In terms of personnel, I think that there's a bit of a misnomer because we actually have more people working on that drilling rig now than we did five years ago because the pace and the intensity of the operation is so much faster – and we need to do it safely. It does take more people to coordinate.
We do have automation doing different things in the field, but it's not replacing people. We've actually increased the headcount by a few people per rig.
DD: How can the services sector as a whole best manage inflation?

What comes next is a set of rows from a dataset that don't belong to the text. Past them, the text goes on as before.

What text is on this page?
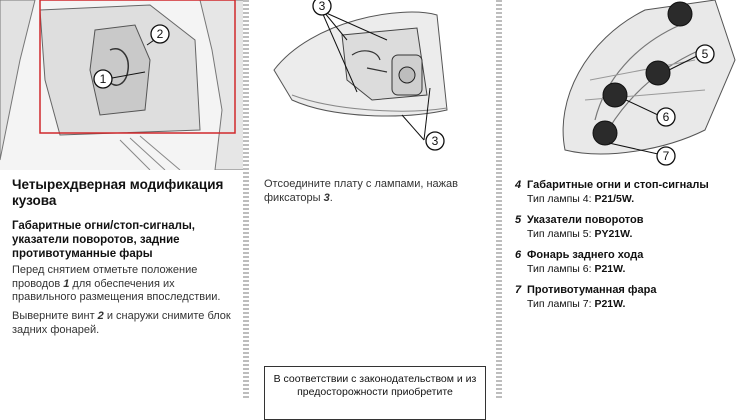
1
2
Четырехдверная модификация кузова
Габаритные огни/стоп-сигналы, указатели поворотов, задние противотуманные фары
Перед снятием отметьте положение проводов 1 для обеспечения их правильного размещения впоследствии.
Выверните винт 2 и снаружи снимите блок задних фонарей.
3
3
Отсоедините плату с лампами, нажав фиксаторы 3.
В соответствии с законодательством и из предосторожности приобретите
5
6
7
4 Габаритные огни и стоп-сигналы
Тип лампы 4: P21/5W.
5 Указатели поворотов
Тип лампы 5: PY21W.
6 Фонарь заднего хода
Тип лампы 6: P21W.
7 Противотуманная фара
Тип лампы 7: P21W.
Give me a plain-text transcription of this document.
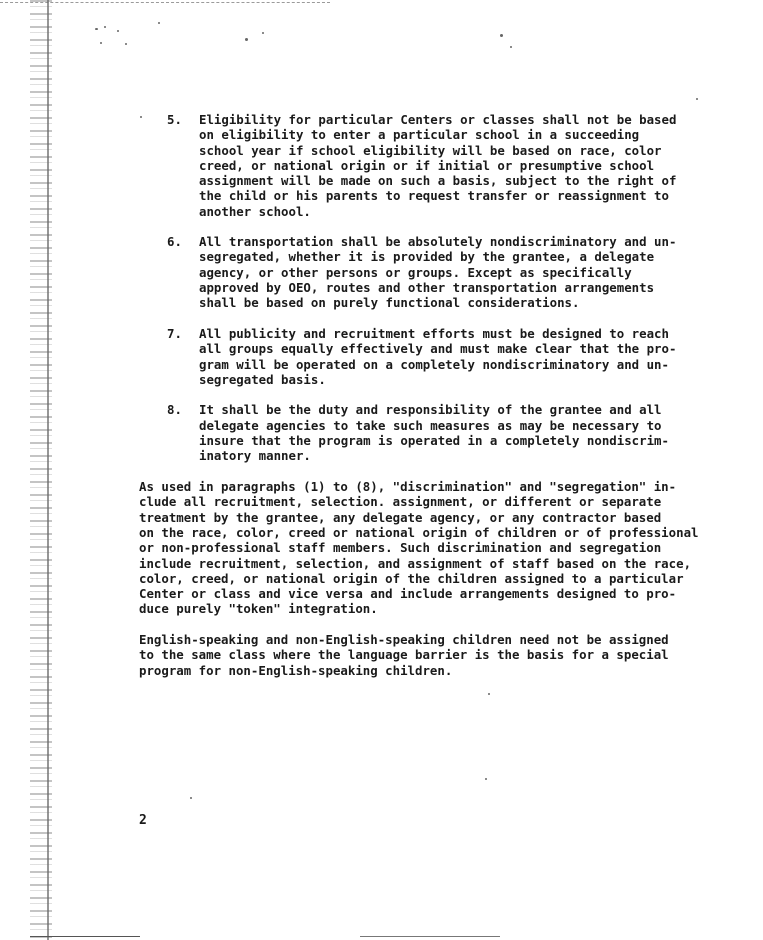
5. Eligibility for particular Centers or classes shall not be based
on eligibility to enter a particular school in a succeeding
school year if school eligibility will be based on race, color
creed, or national origin or if initial or presumptive school
assignment will be made on such a basis, subject to the right of
the child or his parents to request transfer or reassignment to
another school.
6. All transportation shall be absolutely nondiscriminatory and un-
segregated, whether it is provided by the grantee, a delegate
agency, or other persons or groups. Except as specifically
approved by OEO, routes and other transportation arrangements
shall be based on purely functional considerations.
7. All publicity and recruitment efforts must be designed to reach
all groups equally effectively and must make clear that the pro-
gram will be operated on a completely nondiscriminatory and un-
segregated basis.
8. It shall be the duty and responsibility of the grantee and all
delegate agencies to take such measures as may be necessary to
insure that the program is operated in a completely nondiscrim-
inatory manner.
As used in paragraphs (1) to (8), "discrimination" and "segregation" in-
clude all recruitment, selection. assignment, or different or separate
treatment by the grantee, any delegate agency, or any contractor based
on the race, color, creed or national origin of children or of professional
or non-professional staff members. Such discrimination and segregation
include recruitment, selection, and assignment of staff based on the race,
color, creed, or national origin of the children assigned to a particular
Center or class and vice versa and include arrangements designed to pro-
duce purely "token" integration.
English-speaking and non-English-speaking children need not be assigned
to the same class where the language barrier is the basis for a special
program for non-English-speaking children.
2
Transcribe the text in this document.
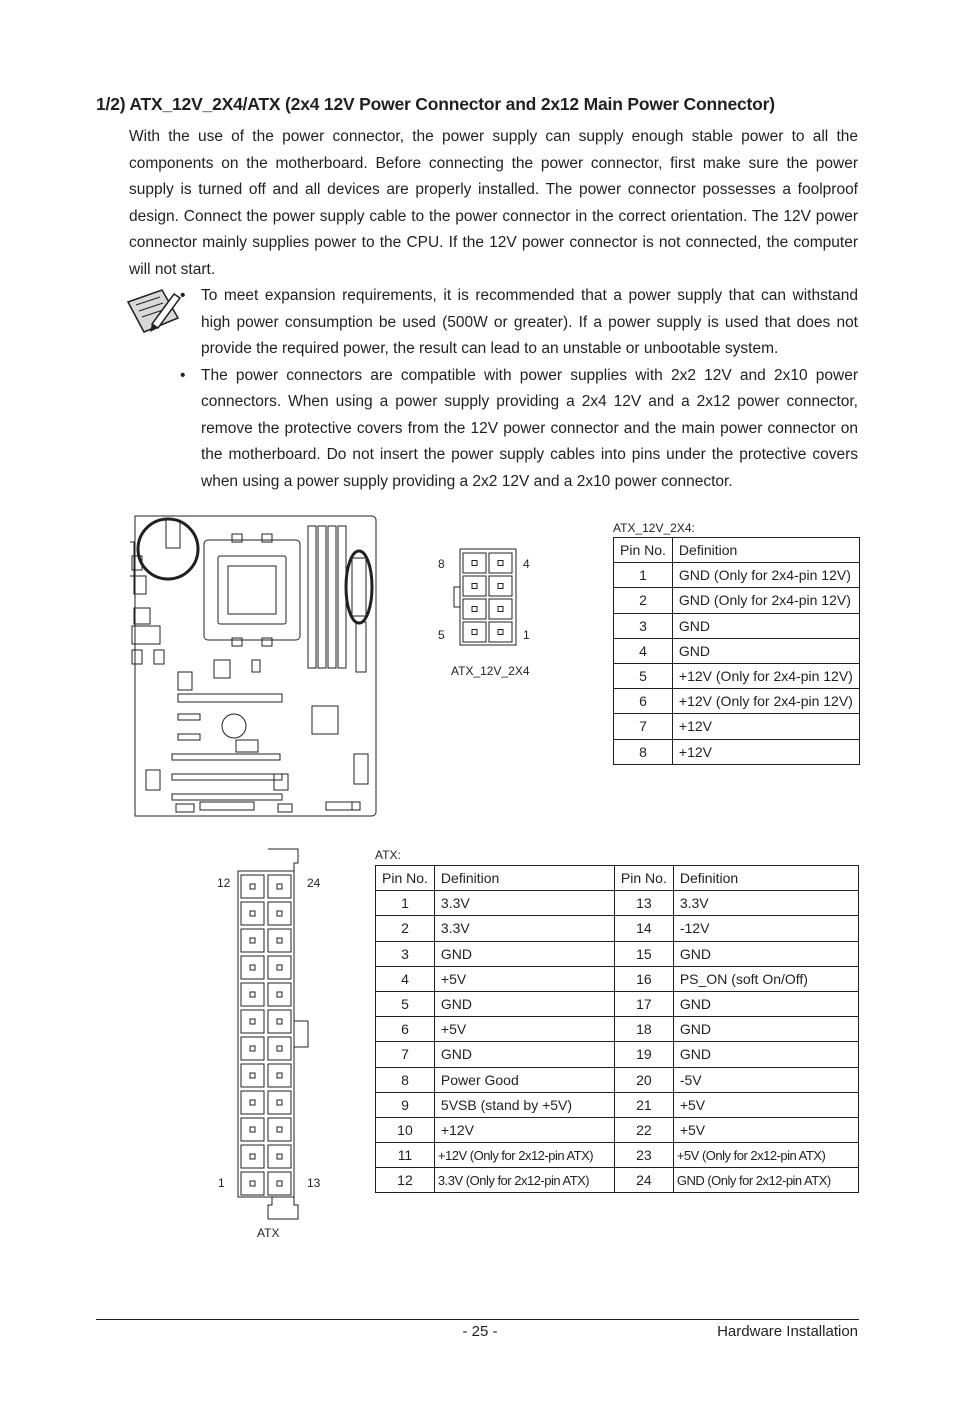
1/2) ATX_12V_2X4/ATX (2x4 12V Power Connector and 2x12 Main Power Connector)
With the use of the power connector, the power supply can supply enough stable power to all the components on the motherboard. Before connecting the power connector, first make sure the power supply is turned off and all devices are properly installed. The power connector possesses a foolproof design. Connect the power supply cable to the power connector in the correct orientation. The 12V power connector mainly supplies power to the CPU. If the 12V power connector is not connected, the computer will not start.
• To meet expansion requirements, it is recommended that a power supply that can withstand high power consumption be used (500W or greater). If a power supply is used that does not provide the required power, the result can lead to an unstable or unbootable system.
• The power connectors are compatible with power supplies with 2x2 12V and 2x10 power connectors. When using a power supply providing a 2x4 12V and a 2x12 power connector, remove the protective covers from the 12V power connector and the main power connector on the motherboard. Do not insert the power supply cables into pins under the protective covers when using a power supply providing a 2x2 12V and a 2x10 power connector.
8	4
5	1
ATX_12V_2X4
12	24
1	13
ATX
ATX_12V_2X4:
Pin No.	Definition
1	GND (Only for 2x4-pin 12V)
2	GND (Only for 2x4-pin 12V)
3	GND
4	GND
5	+12V (Only for 2x4-pin 12V)
6	+12V (Only for 2x4-pin 12V)
7	+12V
8	+12V
ATX:
Pin No.	Definition	Pin No.	Definition
1	3.3V	13	3.3V
2	3.3V	14	-12V
3	GND	15	GND
4	+5V	16	PS_ON (soft On/Off)
5	GND	17	GND
6	+5V	18	GND
7	GND	19	GND
8	Power Good	20	-5V
9	5VSB (stand by +5V)	21	+5V
10	+12V	22	+5V
11	+12V (Only for 2x12-pin ATX)	23	+5V (Only for 2x12-pin ATX)
12	3.3V (Only for 2x12-pin ATX)	24	GND (Only for 2x12-pin ATX)
- 25 -	Hardware Installation
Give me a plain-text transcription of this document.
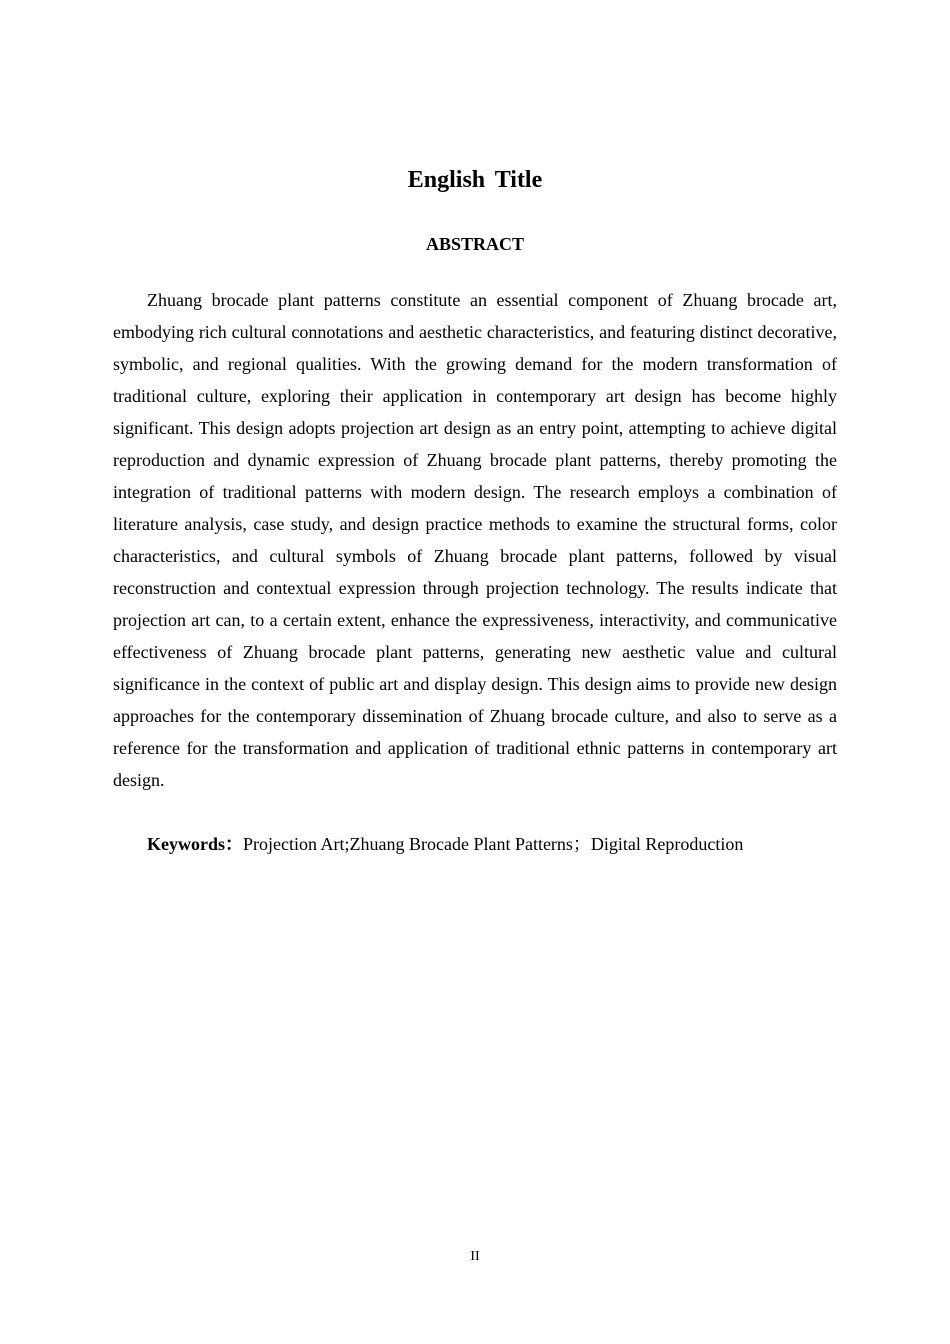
English Title
ABSTRACT

Zhuang brocade plant patterns constitute an essential component of Zhuang brocade art, embodying rich cultural connotations and aesthetic characteristics, and featuring distinct decorative, symbolic, and regional qualities. With the growing demand for the modern transformation of traditional culture, exploring their application in contemporary art design has become highly significant. This design adopts projection art design as an entry point, attempting to achieve digital reproduction and dynamic expression of Zhuang brocade plant patterns, thereby promoting the integration of traditional patterns with modern design. The research employs a combination of literature analysis, case study, and design practice methods to examine the structural forms, color characteristics, and cultural symbols of Zhuang brocade plant patterns, followed by visual reconstruction and contextual expression through projection technology. The results indicate that projection art can, to a certain extent, enhance the expressiveness, interactivity, and communicative effectiveness of Zhuang brocade plant patterns, generating new aesthetic value and cultural significance in the context of public art and display design. This design aims to provide new design approaches for the contemporary dissemination of Zhuang brocade culture, and also to serve as a reference for the transformation and application of traditional ethnic patterns in contemporary art design.

Keywords：Projection Art;Zhuang Brocade Plant Patterns；Digital Reproduction

II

AH: The challenge for our E&P customers is that as drilling contractors and service providers, our costs have risen significantly over the last couple of years, and we historically must pass those increases on to our customers. Although the industry has seen recent declines in commodity prices, service costs aren’t a function of commodity prices.
Service costs, whether it’s drilling rigs or frac spreads, are a function of equipment availability, wages that are competitive in the overall U.S. market and the costs for goods and materials needed to activate and maintain equipment.
We have had to give two wage increases over the last two years. The first was a market adjustment as … industry activity increased, as many of our field personnel had only seen steady wages for a given position for the previous five-plus years. Then the second increase was directly related to the overall cost-of-living inflation in the economy.
Similarly, while service costs are increasing, E&Ps are benefitting from the shared achievements in improved efficiencies through technology and process improvements. For example, our super-spec rigs in the Permian are now drilling approximately double the footage-per-year versus four years ago. That means each drilling rig now produces twice as many wells per year on average for the E&Ps.
DD: How do you view consolidation in the basin?
AH: Consolidation within our customer base has always been a big part of our industry and that trend will continue as drilling inventory becomes depleted over time. Our strategy has always been to maintain strong partnerships and have a broad customer base. This coupled with high performing operations across our businesses allows us to be well positioned before and after potential mergers.
DD: How has the tight labor market affected your operations?
AH: We have not missed any work and have been able to staff our operations at safe levels, but it has not been without challenges to achieve this. The labor market in the U.S. has been very tight since the world emerged from the pandemic and businesses resumed and increased activity. With the growing demand for oil and gas, we have had to broaden our geographical searches in this tight labor environment and have had to incur additional costs in order to find, recruit, train and onboard the new employees in order to support our high level of operational excellence.
As a result, we have essentially doubled our activity level over the last two years. We are committed to supporting the growth, development and career advancement of our employees and excited to have them with our company.
DD: How do you see your role in the energy transition?
AH: We have a leadership position in low-emissions solutions for drilling and completion operations, and we are focused on continuing to implement and enhance these technologies. For example, our EcoCell lithium battery solution replaces a diesel generator at the wellsite and, when combined with our GenAssist power management automation software, these technologies can reduce overall fuel usage and emissions at the wellsite by up to 30%.
In doing so, we are helping E&P companies to move towards their goals of reducing emissions. As well, we have also invested in a geothermal company, Criterion Energy Partners, whose objective is to be able to provide a base load of electricity from geothermal wells, constructed using proven oilfield technologies. We are excited about the application of technologies we are deploying both to reduce emissions today and also to be able to help provide reliable and clean energy in the future.